2025 Dean Metropoulos – PCF Young Investigator Award

NLGN1-NRXN1α as a Predictive Spatial Biomarker for Prostate Cancer Progression and Treatment
Sebnem Ece Eksi, PhD
Oregon Health & Science University (OHSU)
Mentors: Gordon Mills
Description:
- Prostate cancer is frequently diagnosed as a localized disease, and with the implementation of clinical imaging tools like multiparametric MRI (mpMRI), can often be actively surveilled to avoid unnecessary biopsies. However, a subset of patients ultimately progress to incurable disease, highlighting the urgent need for biomarkers to stratify patients and monitor aggressive cancer progression.
- Tumor innervation, in which nerves infiltrate tumors, is a critical driver of prostate cancer growth and metastasis, as nerves can stimulate the proliferation, differentiation, and metastasis of prostate cancer cells and interact with immune cells in the tumor microenvironment. However, its role as a biomarker to stratify clinically significant from indolent disease is understudied.
- Dr. Eksi’s previous research identified a unique pair of neuronal adhesion molecules, NLGN1 and NRXN1, typically associated with synaptic functions in the central nervous system, to be significantly higher in high-grade localized prostate tumors compared to low-grade tumors.
- In this project, Dr. Eksi will leverage advanced spatial profiling and deep learning tools to investigate whether NLGN1 and NRXN1 are associated with tumor innervation and immune cell infiltration in tumors and can be used as spatial biomarkers for aggressive prostate cancer progression.

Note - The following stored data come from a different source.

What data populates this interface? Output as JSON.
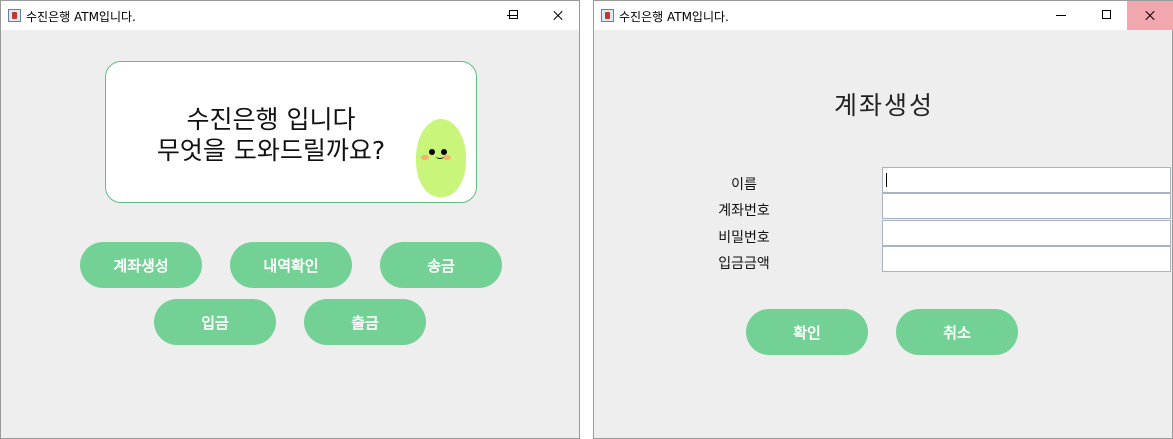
{
  "window_main": {
    "title": "수진은행 ATM입니다.",
    "greeting_line1": "수진은행 입니다",
    "greeting_line2": "무엇을 도와드릴까요?",
    "buttons": {
      "create_account": "계좌생성",
      "history": "내역확인",
      "transfer": "송금",
      "deposit": "입금",
      "withdraw": "출금"
    }
  },
  "window_create": {
    "title": "수진은행 ATM입니다.",
    "heading": "계좌생성",
    "fields": {
      "name_label": "이름",
      "account_label": "계좌번호",
      "password_label": "비밀번호",
      "amount_label": "입금금액",
      "name_value": "",
      "account_value": "",
      "password_value": "",
      "amount_value": ""
    },
    "buttons": {
      "confirm": "확인",
      "cancel": "취소"
    }
  },
  "colors": {
    "button": "#73d196",
    "box_border": "#5fbf83",
    "mascot": "#c9f57a",
    "close_hover": "#f1a7ad"
  },
  "icons": [
    "java-app-icon",
    "minimize-icon",
    "maximize-icon",
    "close-icon",
    "mascot-character"
  ]
}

- Furthermore, Dr. Eksi will use data from trials and patients under active surveillance with mpMRI vs. those who progressed and underwent radical prostatectomy to validate these as biomarkers for aggressive disease progression.

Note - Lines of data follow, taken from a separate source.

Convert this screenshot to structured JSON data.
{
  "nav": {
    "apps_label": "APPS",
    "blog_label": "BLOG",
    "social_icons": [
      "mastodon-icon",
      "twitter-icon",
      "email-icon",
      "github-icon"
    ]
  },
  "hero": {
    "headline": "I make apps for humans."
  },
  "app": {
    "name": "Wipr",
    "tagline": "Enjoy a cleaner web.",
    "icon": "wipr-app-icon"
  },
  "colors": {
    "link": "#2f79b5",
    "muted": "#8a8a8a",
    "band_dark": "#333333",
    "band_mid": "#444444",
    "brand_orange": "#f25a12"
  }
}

- If successful, this project will validate a new biomarker for predicting disease progression in patients with locally aggressive prostate cancer to improve patient outcomes, and deepen our understanding of prostate cancer biology.

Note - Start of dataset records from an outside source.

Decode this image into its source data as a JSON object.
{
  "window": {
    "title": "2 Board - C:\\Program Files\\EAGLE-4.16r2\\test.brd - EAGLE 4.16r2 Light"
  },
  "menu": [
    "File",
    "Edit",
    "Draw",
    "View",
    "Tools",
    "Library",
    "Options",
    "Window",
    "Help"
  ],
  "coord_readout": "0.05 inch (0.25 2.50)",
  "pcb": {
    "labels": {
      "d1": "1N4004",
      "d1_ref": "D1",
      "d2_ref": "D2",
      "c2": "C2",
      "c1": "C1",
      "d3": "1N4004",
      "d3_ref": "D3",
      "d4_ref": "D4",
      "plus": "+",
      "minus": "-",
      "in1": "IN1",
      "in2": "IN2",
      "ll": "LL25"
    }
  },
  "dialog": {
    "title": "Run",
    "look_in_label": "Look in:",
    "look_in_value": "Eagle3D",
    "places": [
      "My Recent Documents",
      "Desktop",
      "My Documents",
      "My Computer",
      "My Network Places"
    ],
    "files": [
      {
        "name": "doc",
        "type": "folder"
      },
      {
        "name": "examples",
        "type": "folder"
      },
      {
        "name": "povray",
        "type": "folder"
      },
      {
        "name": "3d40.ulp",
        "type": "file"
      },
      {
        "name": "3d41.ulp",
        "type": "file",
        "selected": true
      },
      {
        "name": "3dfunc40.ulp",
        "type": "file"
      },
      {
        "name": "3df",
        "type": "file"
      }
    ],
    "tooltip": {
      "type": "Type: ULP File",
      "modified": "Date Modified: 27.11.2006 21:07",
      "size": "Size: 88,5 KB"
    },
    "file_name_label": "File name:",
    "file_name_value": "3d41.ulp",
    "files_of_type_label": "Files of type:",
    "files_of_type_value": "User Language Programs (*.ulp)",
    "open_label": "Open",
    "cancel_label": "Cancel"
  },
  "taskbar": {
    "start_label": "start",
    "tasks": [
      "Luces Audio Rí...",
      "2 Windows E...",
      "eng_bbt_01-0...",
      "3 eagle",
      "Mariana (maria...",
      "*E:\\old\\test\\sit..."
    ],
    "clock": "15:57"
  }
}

What this means to patients: While the great majority of patients diagnosed with localized prostate cancer can safely undergo active surveillance or be cured with localized therapy, a subset ultimately progress to lethal disease, emphasizing a need for better tests to preemptively identify these patients. As nerve-infiltration into tumors stimulates prostate cancer progression and metastasis, Dr. Eksi’s project will validate whether a new biomarker based on nerve gene activity in tumors, can accurately identify patients diagnosed with localized prostate cancer, who will ultimately progress, enabling early and effective interventions for these patients.